Il loro set è un crescendo, con la scaletta incentrata sui pezzi del nuovo album, già classici per gli afecionados che li cantano a gran voce, solo leggermente metallizzati rispetto agli originali. Ovviamente è un bene: Sandstorm è ancora più pesante, Healer più veloce, Across The Shield più suadente e tribale. Chitarre si alzano al cielo o oscillano a mo' di mitragliatrici sulle teste del pubblico mentre il batterista, che forse sarebbe più a suo agio in un'antica carpenteria, si alza spesso per percuotere le pelli con maggior veemenza.
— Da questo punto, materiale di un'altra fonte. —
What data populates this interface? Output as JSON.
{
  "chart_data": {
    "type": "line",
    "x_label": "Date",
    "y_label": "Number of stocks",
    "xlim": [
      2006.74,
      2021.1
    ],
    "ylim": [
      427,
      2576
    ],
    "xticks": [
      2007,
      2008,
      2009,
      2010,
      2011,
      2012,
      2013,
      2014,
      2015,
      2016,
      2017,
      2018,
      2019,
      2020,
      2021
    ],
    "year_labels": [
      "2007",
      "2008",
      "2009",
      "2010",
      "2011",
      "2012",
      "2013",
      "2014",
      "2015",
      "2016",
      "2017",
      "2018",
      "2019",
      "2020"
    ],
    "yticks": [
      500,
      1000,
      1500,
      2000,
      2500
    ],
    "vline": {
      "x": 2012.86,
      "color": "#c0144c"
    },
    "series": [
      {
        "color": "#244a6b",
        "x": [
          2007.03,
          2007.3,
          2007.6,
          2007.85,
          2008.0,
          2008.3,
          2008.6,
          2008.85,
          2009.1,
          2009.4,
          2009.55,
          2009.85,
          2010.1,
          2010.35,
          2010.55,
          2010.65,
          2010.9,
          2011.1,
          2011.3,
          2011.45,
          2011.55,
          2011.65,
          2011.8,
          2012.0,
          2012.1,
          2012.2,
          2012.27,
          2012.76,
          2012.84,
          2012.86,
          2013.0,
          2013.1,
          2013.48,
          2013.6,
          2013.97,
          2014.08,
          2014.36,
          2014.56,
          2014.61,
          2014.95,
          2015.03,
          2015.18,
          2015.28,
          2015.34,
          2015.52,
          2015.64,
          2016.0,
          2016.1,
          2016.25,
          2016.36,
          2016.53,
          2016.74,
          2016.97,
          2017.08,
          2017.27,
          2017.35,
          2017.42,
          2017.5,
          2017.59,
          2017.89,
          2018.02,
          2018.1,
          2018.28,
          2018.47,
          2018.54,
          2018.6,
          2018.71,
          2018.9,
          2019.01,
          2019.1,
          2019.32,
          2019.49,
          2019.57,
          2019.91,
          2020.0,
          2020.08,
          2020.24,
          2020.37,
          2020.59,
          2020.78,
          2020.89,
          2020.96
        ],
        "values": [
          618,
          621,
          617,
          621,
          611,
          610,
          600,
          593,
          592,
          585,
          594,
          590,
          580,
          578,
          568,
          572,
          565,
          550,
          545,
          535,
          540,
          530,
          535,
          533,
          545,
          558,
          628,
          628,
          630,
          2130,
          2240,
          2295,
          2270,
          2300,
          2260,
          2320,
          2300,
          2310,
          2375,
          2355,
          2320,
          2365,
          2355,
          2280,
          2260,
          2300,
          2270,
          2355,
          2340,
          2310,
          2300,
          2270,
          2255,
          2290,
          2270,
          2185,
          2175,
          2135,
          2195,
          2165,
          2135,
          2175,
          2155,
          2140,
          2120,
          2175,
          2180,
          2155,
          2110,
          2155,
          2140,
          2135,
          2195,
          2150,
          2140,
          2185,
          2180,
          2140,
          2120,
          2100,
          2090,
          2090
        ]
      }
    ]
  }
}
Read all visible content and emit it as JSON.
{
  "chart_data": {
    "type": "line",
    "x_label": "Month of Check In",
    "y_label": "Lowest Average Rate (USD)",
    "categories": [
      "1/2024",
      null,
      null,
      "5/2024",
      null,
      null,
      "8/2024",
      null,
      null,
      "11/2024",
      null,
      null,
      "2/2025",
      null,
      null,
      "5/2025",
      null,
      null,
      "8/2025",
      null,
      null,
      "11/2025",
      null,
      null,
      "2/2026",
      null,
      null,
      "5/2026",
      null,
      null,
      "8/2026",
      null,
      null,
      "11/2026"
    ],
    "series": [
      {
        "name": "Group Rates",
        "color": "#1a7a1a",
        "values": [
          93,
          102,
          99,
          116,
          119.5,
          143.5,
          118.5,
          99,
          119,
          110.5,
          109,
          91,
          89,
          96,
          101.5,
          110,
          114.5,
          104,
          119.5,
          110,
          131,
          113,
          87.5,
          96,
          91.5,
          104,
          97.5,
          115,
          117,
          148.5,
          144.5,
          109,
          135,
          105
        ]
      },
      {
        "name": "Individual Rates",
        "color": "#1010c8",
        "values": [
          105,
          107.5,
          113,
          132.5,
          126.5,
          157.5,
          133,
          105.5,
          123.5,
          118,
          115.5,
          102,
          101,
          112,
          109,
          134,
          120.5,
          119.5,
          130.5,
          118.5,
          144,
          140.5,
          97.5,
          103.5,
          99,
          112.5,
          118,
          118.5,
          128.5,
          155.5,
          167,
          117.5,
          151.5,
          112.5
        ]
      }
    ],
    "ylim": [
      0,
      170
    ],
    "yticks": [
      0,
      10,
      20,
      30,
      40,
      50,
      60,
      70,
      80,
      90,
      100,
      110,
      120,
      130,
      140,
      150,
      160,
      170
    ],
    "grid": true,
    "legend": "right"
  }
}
La carica del quartetto trabocca da ogni nota e si riversa sulla platea: le melodie ci guidano, la batteria fa agitare teste e braccia all'unisono, il groove ci attorciglia le budella; il gesto delle corna torna padrone della scena.
Poi, a tre quarti del concerto, una cesura netta. Cambio di strumenti, con Montoya a imbracciare un'Electrical Guitar Company con manico in alluminio: le armi adatte per l'assalto noise. L'insostenibile pesantezza di Meanderthal (mai nome fu così azzeccato per una canzone di questo tipo) ci porta dalle parti dei Godflesh e quasi allo sfinimento, uno stacco forse un po' brutale rispetto all'allegro procedere precedente. torcheMa è tutto propedeutico al gran finale, pezzi appunto più rumorosi, una deriva helmetiana che riconduce alle atmosfere dell'EP In Return e sfocia nell'apoteosi metal-noise finale, col basso dato in pasto alle ragazze della prima fila e una chitarra gettata fra le mani di alcuni esagitati che la innalzano e la percuotono finché lo spegnimento degli amplificatori non getta la sala nel silenzio.
Non cambieranno la storia della musica, i Torche, ma lasciano un segno profondo su questa serata e sul corpo dello sfortunato pellicano che ha avuto la sventura di incrociarli. In assoluto uno dei concerti più gioiosi degli ultimi tempi: è solo rock'n'roll. E ci piace.
 
Brescia, zona industriale, esterno notte. La gente è poca, il freddo pungente. Saluto gli amici, strette di mano e abbracci. Intorno, tutto è silenzio.